Xi has had quite a good run since the beginning of the 2020, from orchestrating victory in a "people's war" over COVID-19 to winning this war on poverty, to the disastrous management of the pandemic in the West and political dysfunction and near chaos in the US. The Party history campaign that Xi just launched should further elevate his standing. Amidst all the risks, real and imagined, that the Party keeps talking about, Xi also sees massive opportunities.

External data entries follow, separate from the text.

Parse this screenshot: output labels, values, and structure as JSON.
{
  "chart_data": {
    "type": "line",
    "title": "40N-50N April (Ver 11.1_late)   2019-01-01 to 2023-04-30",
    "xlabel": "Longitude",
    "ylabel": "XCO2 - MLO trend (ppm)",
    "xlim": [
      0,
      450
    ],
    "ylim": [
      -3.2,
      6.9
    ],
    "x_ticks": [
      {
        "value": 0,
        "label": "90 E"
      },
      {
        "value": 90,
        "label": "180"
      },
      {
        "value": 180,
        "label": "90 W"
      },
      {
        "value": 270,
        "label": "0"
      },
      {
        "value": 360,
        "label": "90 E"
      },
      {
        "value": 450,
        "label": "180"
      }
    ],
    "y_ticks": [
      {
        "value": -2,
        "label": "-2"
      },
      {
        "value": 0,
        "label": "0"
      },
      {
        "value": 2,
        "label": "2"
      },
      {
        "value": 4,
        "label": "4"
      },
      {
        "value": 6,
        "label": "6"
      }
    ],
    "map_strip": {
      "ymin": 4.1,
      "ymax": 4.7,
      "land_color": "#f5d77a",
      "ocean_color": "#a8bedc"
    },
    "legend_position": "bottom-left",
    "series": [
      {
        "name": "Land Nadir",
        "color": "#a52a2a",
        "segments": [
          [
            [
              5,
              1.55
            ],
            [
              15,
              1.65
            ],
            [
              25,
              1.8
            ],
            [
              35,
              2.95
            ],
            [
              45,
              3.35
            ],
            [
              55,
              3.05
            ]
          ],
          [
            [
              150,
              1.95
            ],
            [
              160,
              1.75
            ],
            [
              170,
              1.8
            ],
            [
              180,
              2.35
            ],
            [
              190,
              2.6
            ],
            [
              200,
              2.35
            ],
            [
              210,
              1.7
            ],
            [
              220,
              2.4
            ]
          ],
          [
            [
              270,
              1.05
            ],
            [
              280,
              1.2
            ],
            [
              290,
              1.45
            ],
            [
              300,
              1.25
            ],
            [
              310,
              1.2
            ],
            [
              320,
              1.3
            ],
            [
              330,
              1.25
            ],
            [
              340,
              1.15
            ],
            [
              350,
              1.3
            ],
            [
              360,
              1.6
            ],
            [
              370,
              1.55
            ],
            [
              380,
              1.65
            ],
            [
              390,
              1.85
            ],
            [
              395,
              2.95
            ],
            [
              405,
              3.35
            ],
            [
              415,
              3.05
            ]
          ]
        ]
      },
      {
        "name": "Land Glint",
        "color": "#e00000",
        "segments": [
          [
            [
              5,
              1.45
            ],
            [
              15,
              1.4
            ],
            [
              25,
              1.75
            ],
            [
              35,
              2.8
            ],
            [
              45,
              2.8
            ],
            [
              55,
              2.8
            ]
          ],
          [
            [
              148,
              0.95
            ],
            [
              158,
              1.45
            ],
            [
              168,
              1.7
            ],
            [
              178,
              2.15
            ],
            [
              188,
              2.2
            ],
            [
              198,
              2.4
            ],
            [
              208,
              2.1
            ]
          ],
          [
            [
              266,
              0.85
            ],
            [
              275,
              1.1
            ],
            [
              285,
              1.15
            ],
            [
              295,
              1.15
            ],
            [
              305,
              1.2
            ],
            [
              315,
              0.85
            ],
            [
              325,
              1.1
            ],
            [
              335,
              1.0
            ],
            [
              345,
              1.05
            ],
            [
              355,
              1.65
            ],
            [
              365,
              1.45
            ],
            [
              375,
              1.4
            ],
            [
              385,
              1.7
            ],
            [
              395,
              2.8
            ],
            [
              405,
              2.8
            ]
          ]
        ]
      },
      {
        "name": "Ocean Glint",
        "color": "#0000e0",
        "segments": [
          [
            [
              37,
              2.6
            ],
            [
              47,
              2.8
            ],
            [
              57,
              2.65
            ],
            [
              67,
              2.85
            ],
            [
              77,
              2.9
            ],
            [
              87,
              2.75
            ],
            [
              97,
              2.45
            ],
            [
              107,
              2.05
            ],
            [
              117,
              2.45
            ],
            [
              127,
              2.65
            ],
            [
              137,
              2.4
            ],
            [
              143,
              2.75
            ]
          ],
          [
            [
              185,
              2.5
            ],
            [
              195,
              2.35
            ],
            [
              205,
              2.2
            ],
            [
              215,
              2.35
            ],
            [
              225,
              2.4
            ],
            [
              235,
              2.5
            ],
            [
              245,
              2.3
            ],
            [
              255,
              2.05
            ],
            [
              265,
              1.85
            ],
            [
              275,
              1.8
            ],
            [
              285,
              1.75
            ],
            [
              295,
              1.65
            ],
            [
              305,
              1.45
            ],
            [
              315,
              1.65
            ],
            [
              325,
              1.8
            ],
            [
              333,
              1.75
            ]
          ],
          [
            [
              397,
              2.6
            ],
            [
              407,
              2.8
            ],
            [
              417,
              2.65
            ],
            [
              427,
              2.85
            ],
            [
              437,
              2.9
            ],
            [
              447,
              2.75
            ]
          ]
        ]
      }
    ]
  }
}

Central America: Hunger in El Salvador, Guatemala, Honduras and Nicaragua has increased by 400% since 2018 because of food insecurity due to a series of major hurricanes, the covid pandemic, and a climate change-related drought.
Cherokee Nation: Chuck Hoskin Jr., principal chief of the Cherokee Nation, formally requested Jeep cease using the tribe’s name for its Grand Cherokee vehicle. This is the first time the Cherokee have made the request and Jeep is (unsurprisingly) resistant.
CPAC: Trump declared total control over the GOP at this year’s conference and remains the “presumptive 2024 nomine.” He also laid out his plan for endorsements (aka how he intends to pick the winners and losers of conservative politics).
Israel elections: The nation will hit the polls for a fourth time in two years on March 23, with a battle on the Right to decide if Bibi survives to fight another day.
Russia and China Head to Moon: Beijing and Moscow announced their plans to build a joint base on the lunar surface.
Solar Winds Hack: The House Homeland Security Committee called on Congress to implement five key steps needed to increase federal cybersecurity in the future, including centralizing authority at the Cybersecurity and Infrastructure Security Agency, stepping up vendor certification, and “imposing real costs” on adversary nations responsible for malicious cyber activities.
Xinjiang: The Netherlands passed a non-binding motion declaring the treatment of the Uyghur Muslim minority in Xinjiang, China amounts to genocide. The Dutch are the first European nation to make such a move, and an independent examination determined China breached the 1948 Genocide Convention with its treatment of the Uyghurs. Relatedly, China is prepared to fill the America-sized vacuum in Afghanistan in order to prevent terrorism from spilling over the nation’s shared (albeit small) land border. I say let them be superpower victim #4!